Moody's hatte Frankreich Anfang vergangener Woche ebenfalls die Bestnote für seine Kreditwürdigkeit entzogen. Die Ratingagentur senkte die Note für Paris wie für ESM und EFSF auf Aa1 und begründete dies unter anderem mit der mangelnden französischen Wettbewerbsfähigkeit. Es gebe ein "Risiko" für Frankreichs Wirtschaftswachstum und "zahlreiche Strukturdefizite" wie einen "rigiden Arbeitsmarkt", hatte Moody's Mitte November erklärt. Im Januar hatte die US-Ratingagentur Standard & Poor's die Bonität der EFSF abgestuft - nur drei Tage vorher hatte es die Kreditwürdigkeit von Frankreich von AAA auf AA+ herabgesetzt.
Der Europäische Stabilitätsmechanismus ist der Nachfolger der EFSF. Der Krisenfonds gibt im Notfall an den Finanzmärkten Anleihen heraus, für welche die Euro-Länder garantieren. Diese Gelder werden dann als Kredite an bedürftige Staaten verzinst weitergegeben.

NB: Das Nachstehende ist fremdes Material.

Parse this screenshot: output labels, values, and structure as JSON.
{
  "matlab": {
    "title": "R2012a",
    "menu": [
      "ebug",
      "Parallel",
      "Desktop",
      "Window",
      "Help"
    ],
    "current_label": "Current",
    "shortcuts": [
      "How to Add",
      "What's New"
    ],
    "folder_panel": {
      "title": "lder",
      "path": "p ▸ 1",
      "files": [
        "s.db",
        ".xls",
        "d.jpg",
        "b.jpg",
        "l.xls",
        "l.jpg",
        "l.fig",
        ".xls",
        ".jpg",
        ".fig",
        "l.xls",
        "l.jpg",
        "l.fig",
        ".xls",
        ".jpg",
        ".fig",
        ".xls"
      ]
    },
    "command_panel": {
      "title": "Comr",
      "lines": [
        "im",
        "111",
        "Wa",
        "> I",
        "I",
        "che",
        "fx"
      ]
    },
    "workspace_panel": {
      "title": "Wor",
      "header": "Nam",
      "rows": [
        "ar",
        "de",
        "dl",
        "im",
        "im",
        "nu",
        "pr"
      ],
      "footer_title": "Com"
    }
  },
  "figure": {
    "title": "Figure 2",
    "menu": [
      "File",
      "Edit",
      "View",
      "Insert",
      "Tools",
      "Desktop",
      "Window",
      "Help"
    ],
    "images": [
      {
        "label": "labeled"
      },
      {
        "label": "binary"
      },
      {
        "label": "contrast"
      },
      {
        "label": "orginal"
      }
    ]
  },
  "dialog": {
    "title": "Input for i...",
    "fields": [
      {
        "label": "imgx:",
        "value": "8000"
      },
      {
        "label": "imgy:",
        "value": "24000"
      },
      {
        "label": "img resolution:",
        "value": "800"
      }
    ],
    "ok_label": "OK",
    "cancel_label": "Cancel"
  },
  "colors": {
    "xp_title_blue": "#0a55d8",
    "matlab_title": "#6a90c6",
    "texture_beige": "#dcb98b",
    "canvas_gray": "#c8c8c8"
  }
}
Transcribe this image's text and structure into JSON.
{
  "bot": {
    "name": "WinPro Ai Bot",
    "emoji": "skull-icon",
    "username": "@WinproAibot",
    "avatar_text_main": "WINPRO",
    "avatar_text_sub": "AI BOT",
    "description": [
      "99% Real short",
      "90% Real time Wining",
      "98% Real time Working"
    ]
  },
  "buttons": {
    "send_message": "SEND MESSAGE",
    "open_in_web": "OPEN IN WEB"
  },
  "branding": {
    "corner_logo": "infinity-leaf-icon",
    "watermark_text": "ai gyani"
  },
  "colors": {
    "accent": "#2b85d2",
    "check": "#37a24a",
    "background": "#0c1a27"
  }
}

Ein schlechteres Rating kann die Aufnahme von frischem Geld am Kapitalmarkt verteuern und erschweren. Eine Note von Aa1 ist allerdings immer noch sehr gut. Bei Fitch besitzt der Rettungsschirm weiterhin das begehrte Triple-A. Darauf verwies auch der ESM in einer Stellungnahme in der Nacht.
"Moody's Rating-Entscheidung ist schwer zu verstehen", erklärte der Chef des Euro-Rettungsfonds, Klaus Regling. Moody's verkenne den außergewöhnlich festen institutionellen Rahmen, die politische Rückendeckung sowie die starke Kapitalstruktur. Euro-Gruppenchef Jean-Claude Juncker stellte sich stellvertretend für die 17 Euro-Länder hinter ESM und EFSF - "politisch und finanziell".
Die Abstufung kommt in einer Zeit, in der Europa einen Etappenerfolg beim Kampf gegen die Schuldenkrise feiern konnte: Anfang der Woche hatten sich die internationalen Geldgeber nach wochenlangem Streit auf die Auszahlung neuer Milliardenkredite für Griechenland verständigt. Der Bundestag hatte am Freitag dem Maßnahmenbündel zugestimmt.